JS: What are the top items in Green Mango Cafe?
SO: Banana bread French toast, mango pie, a lot of the baked goods. They make fresh tortillas every day, which is funny, because it’s Cambodia. But they sell a lot of those. Biscuits and gravy. There’s a mix of tourists.
JS: Out of these 40 or so recipes, what one is your favorite?
Alex Overhiser: I’m going to go with the tom yum soup. It has so much flavor.
SO: I really like the black bean hummus. It has an interesting flavor. I’m a vegetarian, but I like the beef stir fry recipe a lot. We’re flexitarians. The time we started our blog was when we started learning about food and sustainability and environmental issues. We read a book called Food Matters by Mark Bittman. It really caused us to take a look at what we were eating and the way that affected the planet and our bodies. We read about how, if you just scale back on meat, it takes a little less toll on the planet. If you can just do Meatless Monday, do that. If you can, just eat meat at dinner but not at lunch. We started trying that, and then we found we could do it basically all the time. We decided what we were going to do was try to eat vegetarian most the time except when we’re traveling or celebrating special occasions. Or, if there’s local meat we know is good. I’m going to enter my other favorite recipe, though, Cambodian curry, because it’s delicious, and it’s one of the recipes that the girls showed us how to make.
JS: It doesn’t really get more legitimate than that.

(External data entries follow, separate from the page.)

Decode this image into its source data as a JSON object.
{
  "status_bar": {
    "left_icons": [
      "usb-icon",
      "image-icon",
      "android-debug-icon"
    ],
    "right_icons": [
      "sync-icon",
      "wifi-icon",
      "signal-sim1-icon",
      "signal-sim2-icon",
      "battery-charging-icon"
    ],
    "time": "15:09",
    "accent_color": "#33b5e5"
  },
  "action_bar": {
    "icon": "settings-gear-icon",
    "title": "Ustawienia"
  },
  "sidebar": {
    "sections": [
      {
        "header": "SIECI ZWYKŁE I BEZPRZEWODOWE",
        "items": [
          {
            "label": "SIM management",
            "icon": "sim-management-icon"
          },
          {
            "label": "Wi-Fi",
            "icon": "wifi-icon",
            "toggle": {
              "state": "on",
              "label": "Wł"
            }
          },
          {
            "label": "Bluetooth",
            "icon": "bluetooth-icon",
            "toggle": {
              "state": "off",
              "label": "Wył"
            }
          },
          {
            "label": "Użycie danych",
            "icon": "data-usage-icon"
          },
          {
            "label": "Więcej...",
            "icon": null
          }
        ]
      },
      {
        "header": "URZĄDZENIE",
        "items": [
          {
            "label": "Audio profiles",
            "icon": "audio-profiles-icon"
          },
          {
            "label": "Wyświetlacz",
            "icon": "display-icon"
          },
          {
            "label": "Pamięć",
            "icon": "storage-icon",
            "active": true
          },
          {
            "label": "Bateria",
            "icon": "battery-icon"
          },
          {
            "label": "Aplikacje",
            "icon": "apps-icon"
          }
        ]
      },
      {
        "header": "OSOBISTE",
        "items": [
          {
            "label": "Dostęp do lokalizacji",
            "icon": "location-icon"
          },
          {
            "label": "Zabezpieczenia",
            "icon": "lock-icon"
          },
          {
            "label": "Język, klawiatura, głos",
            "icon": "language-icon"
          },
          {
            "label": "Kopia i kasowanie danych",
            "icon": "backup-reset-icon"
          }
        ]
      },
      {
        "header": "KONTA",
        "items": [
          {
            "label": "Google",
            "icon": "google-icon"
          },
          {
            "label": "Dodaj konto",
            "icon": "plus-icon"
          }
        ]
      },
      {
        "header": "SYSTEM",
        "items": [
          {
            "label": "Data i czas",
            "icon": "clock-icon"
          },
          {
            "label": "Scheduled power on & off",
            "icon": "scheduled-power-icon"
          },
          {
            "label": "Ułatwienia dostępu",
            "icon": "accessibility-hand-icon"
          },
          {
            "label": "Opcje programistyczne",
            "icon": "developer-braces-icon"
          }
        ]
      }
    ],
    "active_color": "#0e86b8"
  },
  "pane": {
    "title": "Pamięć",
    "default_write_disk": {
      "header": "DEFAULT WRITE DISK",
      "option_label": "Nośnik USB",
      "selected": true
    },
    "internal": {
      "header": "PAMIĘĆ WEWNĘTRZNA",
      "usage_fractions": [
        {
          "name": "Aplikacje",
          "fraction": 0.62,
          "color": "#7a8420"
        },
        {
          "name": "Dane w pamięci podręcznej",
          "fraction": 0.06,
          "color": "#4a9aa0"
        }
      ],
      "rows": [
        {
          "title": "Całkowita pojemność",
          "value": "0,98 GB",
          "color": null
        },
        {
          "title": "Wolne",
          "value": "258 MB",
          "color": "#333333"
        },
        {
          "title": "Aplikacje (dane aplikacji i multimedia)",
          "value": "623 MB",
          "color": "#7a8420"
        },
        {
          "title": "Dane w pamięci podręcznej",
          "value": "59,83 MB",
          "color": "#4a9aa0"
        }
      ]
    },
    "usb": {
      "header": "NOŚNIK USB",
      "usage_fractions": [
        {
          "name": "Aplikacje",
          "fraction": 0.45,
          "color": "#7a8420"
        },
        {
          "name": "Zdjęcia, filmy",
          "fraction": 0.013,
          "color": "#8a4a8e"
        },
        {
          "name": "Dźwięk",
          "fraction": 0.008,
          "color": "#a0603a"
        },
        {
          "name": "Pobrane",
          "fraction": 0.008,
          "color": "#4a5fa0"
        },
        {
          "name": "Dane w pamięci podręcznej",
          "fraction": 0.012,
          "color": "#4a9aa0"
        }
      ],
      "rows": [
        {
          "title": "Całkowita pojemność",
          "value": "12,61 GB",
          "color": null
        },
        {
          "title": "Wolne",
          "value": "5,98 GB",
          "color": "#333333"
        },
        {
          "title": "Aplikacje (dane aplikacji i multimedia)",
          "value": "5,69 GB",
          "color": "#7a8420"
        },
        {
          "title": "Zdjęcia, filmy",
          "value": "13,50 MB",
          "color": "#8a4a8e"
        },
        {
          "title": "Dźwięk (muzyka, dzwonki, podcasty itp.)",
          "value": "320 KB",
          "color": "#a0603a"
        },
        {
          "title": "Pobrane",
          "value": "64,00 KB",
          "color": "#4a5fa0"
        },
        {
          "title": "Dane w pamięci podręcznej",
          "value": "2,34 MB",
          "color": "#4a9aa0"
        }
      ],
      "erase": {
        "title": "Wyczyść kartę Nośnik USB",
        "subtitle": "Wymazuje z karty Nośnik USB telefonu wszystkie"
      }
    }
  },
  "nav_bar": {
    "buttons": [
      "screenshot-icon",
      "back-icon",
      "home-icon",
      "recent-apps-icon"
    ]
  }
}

SO: And you can see the promo video on our blog. There’s a little bit of video clips showing us making it. The green mango is an unripe mango, and they actually use it fairly frequently in Cambodian cuisine, because the mango season is pretty short. We found them at Saraga [in Indianapolis].
AO: They’re hard to find.
JS: Are they seasonal?
SO: We don’t know. They are in Cambodia. You can probably just use a really firm mango if you can’t find a green one. Just get the hardest one you can find.
JS: Your blog is mostly vegetarian.
SO: We have a few meat items on there, but not very many. It’s mainly vegetarian. We don’t use the word “vegetarian” a lot on it because we don’t think of it that way. We don’t think of ourselves as vegetarians. We usually like to say “meatless.” We like to make it sound more approachable. And we don’t cook with a lot of tofu and so on. We enjoy them, but we tend to like using more natural products and more natural proteins.
JS: What is the first full run of your cookbook?
SO: A thousand copies. We’re going to do a couple book signings. Broad Ripple Market on Oct. 27 at 9 a.m. We just figured out one for the Winter Market, which will be Nov. 17 at 11 a.m.
JS: What’s next for A Couple Cooks?
SO: We have the signings and stuff. And probably focusing on the blog. We just did a major redesign. We’re hoping to be more invested in that again, and we’ve toyed with the thought of writing an original cookbook. We’ve also thought about branching out into electronic media, like apps. But that’s still pretty early going.
AO: It’s always been my dream to have a book at the Marion County Public Library, and they bought five copies. So I can find myself on the stacks.